As Andrew remarked, it would have all made a perfectly pleasant spread—if it had been served around a large, juicy steak. I am still not about to charge off to Veggie Planet, located on Palmer Street, across from the Coop—carnivorous habits die hard. But, based on Emmons’ cooking at the CCAE, I could think of far worse places to go for a meal.

However, this was supposed to be a Valentine’s Day brunch. And the love was, alas, sadly lacking. I struggle, for example, to think of anything less aphrodisiacal than borscht. Yet somehow it made an appearance on the menu. Beet soup may have its own Gulag-chic thing going, I guess, but it screams sex appeal about as much as a Russian shot putter in a catsuit.

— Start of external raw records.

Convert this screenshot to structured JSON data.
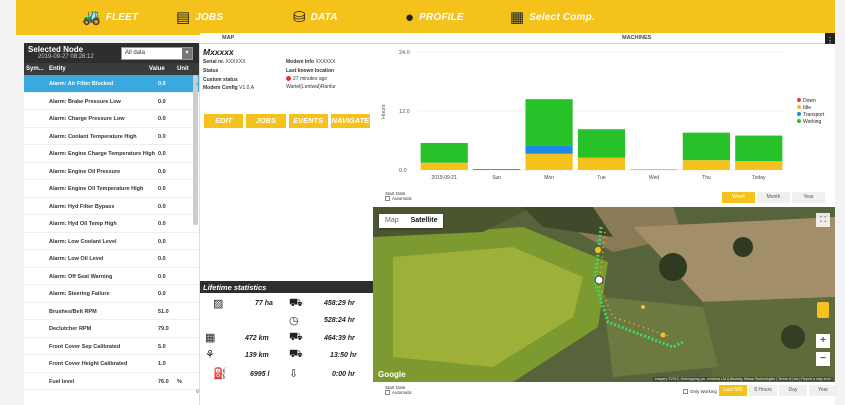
{
  "nav": [
    {
      "label": "FLEET",
      "icon": "truck-icon"
    },
    {
      "label": "JOBS",
      "icon": "document-icon"
    },
    {
      "label": "DATA",
      "icon": "database-icon"
    },
    {
      "label": "PROFILE",
      "icon": "person-icon"
    },
    {
      "label": "Select Comp.",
      "icon": "building-icon"
    }
  ],
  "left": {
    "title": "Selected Node",
    "date": "2019-09-27 08:28:12",
    "filter": "All data",
    "headers": {
      "sym": "Sym...",
      "entity": "Entity",
      "value": "Value",
      "unit": "Unit"
    },
    "rows": [
      {
        "name": "Alarm: Air Filter Blocked",
        "value": "0.0",
        "unit": ""
      },
      {
        "name": "Alarm: Brake Pressure Low",
        "value": "0.0",
        "unit": ""
      },
      {
        "name": "Alarm: Charge Pressure Low",
        "value": "0.0",
        "unit": ""
      },
      {
        "name": "Alarm: Coolant Temperature High",
        "value": "0.0",
        "unit": ""
      },
      {
        "name": "Alarm: Engine Charge Temperature High",
        "value": "0.0",
        "unit": ""
      },
      {
        "name": "Alarm: Engine Oil Pressure",
        "value": "0.0",
        "unit": ""
      },
      {
        "name": "Alarm: Engine Oil Temperature High",
        "value": "0.0",
        "unit": ""
      },
      {
        "name": "Alarm: Hyd Filter Bypass",
        "value": "0.0",
        "unit": ""
      },
      {
        "name": "Alarm: Hyd Oil Temp High",
        "value": "0.0",
        "unit": ""
      },
      {
        "name": "Alarm: Low Coolant Level",
        "value": "0.0",
        "unit": ""
      },
      {
        "name": "Alarm: Low Oil Level",
        "value": "0.0",
        "unit": ""
      },
      {
        "name": "Alarm: Off Seat Warning",
        "value": "0.0",
        "unit": ""
      },
      {
        "name": "Alarm: Steering Failure",
        "value": "0.0",
        "unit": ""
      },
      {
        "name": "Brushes/Belt RPM",
        "value": "51.0",
        "unit": ""
      },
      {
        "name": "Declutcher RPM",
        "value": "79.0",
        "unit": ""
      },
      {
        "name": "Front Cover Sep Calibrated",
        "value": "5.0",
        "unit": ""
      },
      {
        "name": "Front Cover Height Calibrated",
        "value": "1.0",
        "unit": ""
      },
      {
        "name": "Fuel level",
        "value": "76.0",
        "unit": "%"
      }
    ]
  },
  "tabs": {
    "map": "MAP",
    "machines": "MACHINES"
  },
  "details": {
    "name": "Mxxxxx",
    "serial_label": "Serial nr.",
    "serial_value": "XXXXXX",
    "modem_label": "Modem Info",
    "modem_value": "XXXXXX",
    "status_label": "Status",
    "custom_label": "Custom status",
    "config_label": "Modem Config",
    "config_value": "V1.0.A",
    "last_known_label": "Last known location",
    "last_known_time": "27 minutes ago",
    "last_known_loc": "Wartel(Lentwal)Ranfur",
    "buttons": {
      "edit": "EDIT",
      "jobs": "JOBS",
      "events": "EVENTS",
      "navigate": "NAVIGATE"
    }
  },
  "lifetime": {
    "title": "Lifetime statistics",
    "stats": [
      {
        "icon": "area-icon",
        "value": "77 ha"
      },
      {
        "icon": "engine-hours-icon",
        "value": "458:29 hr"
      },
      {
        "icon": "clock-icon",
        "value": "528:24 hr"
      },
      {
        "icon": "road-icon",
        "value": "472 km"
      },
      {
        "icon": "drive-hours-icon",
        "value": "464:39 hr"
      },
      {
        "icon": "field-icon",
        "value": "139 km"
      },
      {
        "icon": "idle-icon",
        "value": "13:50 hr"
      },
      {
        "icon": "fuel-icon",
        "value": "6995 l"
      },
      {
        "icon": "transport-icon",
        "value": "0:00 hr"
      }
    ]
  },
  "chart_data": {
    "type": "bar",
    "stacked": true,
    "categories": [
      "2019-09-21",
      "Sun",
      "Mon",
      "Tue",
      "Wed",
      "Thu",
      "Today"
    ],
    "ylabel": "Hours",
    "ylim": [
      0,
      24
    ],
    "yticks": [
      "0.0",
      "12.0",
      "24.0"
    ],
    "series": [
      {
        "name": "Down",
        "color": "#e53935",
        "values": [
          0,
          0,
          0,
          0,
          0,
          0,
          0
        ]
      },
      {
        "name": "Idle",
        "color": "#f4c21b",
        "values": [
          1.5,
          0,
          3.3,
          2.5,
          0,
          2.0,
          1.8
        ]
      },
      {
        "name": "Transport",
        "color": "#1e88e5",
        "values": [
          0,
          0,
          1.6,
          0,
          0,
          0,
          0
        ]
      },
      {
        "name": "Working",
        "color": "#27c12a",
        "values": [
          4.0,
          0.2,
          9.5,
          5.8,
          0.1,
          5.6,
          5.2
        ]
      }
    ],
    "legend": "right"
  },
  "chart_controls": {
    "start_date": "Start Date",
    "automatic": "Automatic",
    "ranges": [
      "Week",
      "Month",
      "Year"
    ],
    "active_range": "Week"
  },
  "map": {
    "type_map": "Map",
    "type_satellite": "Satellite",
    "google": "Google",
    "attribution": "Imagery ©2019, Getmapping plc, Infoterra Ltd & Bluesky, Maxar Technologies | Terms of Use | Report a map error"
  },
  "map_controls": {
    "start_date": "Start Date",
    "automatic": "Automatic",
    "only_working": "Only Working",
    "ranges": [
      "Last 500",
      "8 Hours",
      "Day",
      "Year"
    ],
    "active_range": "Last 500"
  }
}
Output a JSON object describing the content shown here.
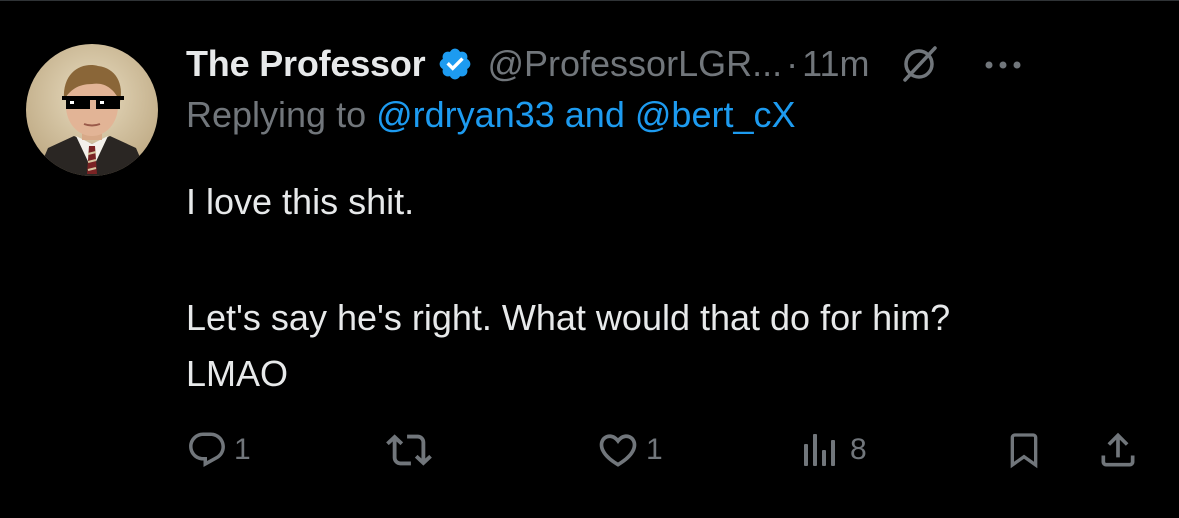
{
  "tweet": {
    "display_name": "The Professor",
    "handle": "@ProfessorLGR...",
    "separator": "·",
    "time": "11m",
    "replying_prefix": "Replying to",
    "reply_to_1": "@rdryan33",
    "reply_and": "and",
    "reply_to_2": "@bert_cX",
    "text_line_1": "I love this shit.",
    "text_line_2": "Let's say he's right. What would that do for him?",
    "text_line_3": "LMAO"
  },
  "actions": {
    "replies": "1",
    "retweets": "",
    "likes": "1",
    "views": "8"
  },
  "colors": {
    "background": "#000000",
    "text": "#e7e9ea",
    "muted": "#71767b",
    "accent": "#1d9bf0",
    "divider": "#2f3336"
  },
  "icons": [
    "verified-badge-icon",
    "grok-icon",
    "more-icon",
    "reply-icon",
    "retweet-icon",
    "like-icon",
    "views-icon",
    "bookmark-icon",
    "share-icon"
  ]
}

Fortunately, though, the CCAE recognized that a lack of romance can always be overcome by, well, plenty of booze. To compliment each dish, a different wine was selected by Eden Stone, our self-described “wine wench.” In theory, this should have been fantastic. I mean, you can’t go wrong with free booze selected by a self-proclaimed expert, right? Wrong.

I don’t know a tremendous amount about wine, but it doesn’t really take a genius to understand why you don’t serve an overpowering port with a salad. Similarly, I hadn’t previously had the misfortune to encounter Lambrusco, a fizzy Italian red wine, but I rapidly realized what the “excellent” bottle Stone served reminded me of: box wine mixed with seltzer. According to the expert, however, this Lambrusco was a great deal, coming in at just over $20 a bottle. The faces of those who tried it, though, suggested that, then again, maybe it wasn’t.

To liven up the rather dry French toast, Stone offered Bonny Doon Framboise, which tasted like viciously spiked cough syrup—cloying sweet, but strangely astringent. “Framboise is the French for blackberry or raspberry,” she said, sipping it. “Yes, blackberry, I think. Definitely blackberry.” Framboise is the French word for raspberry.

To compliment her woeful selections, Stone offered a variety of banal snippets of advice. “There are two qualities that make a wine good: balance and complexity. If a wine has both, it is in the top 5 percent of wines in the world,” she explained—without, of course, explaining anything. “I love to smell wine for five or 10 minutes before I take a taste of it,” she added pretentiously.

Perhaps unsurprisingly, the evening was not a success. I know that I would have felt ripped off if I had shelled out for an evening that was long on twaddle, but short on portions and meaningful culinary advice. But as it was, I headed out into the cold, determined to make the best of my newfound vegetarian knowledge. “Wanna grab a slice of pepperoni pizza?” I asked Andrew. “Thank God,” he said. “I’m starving.”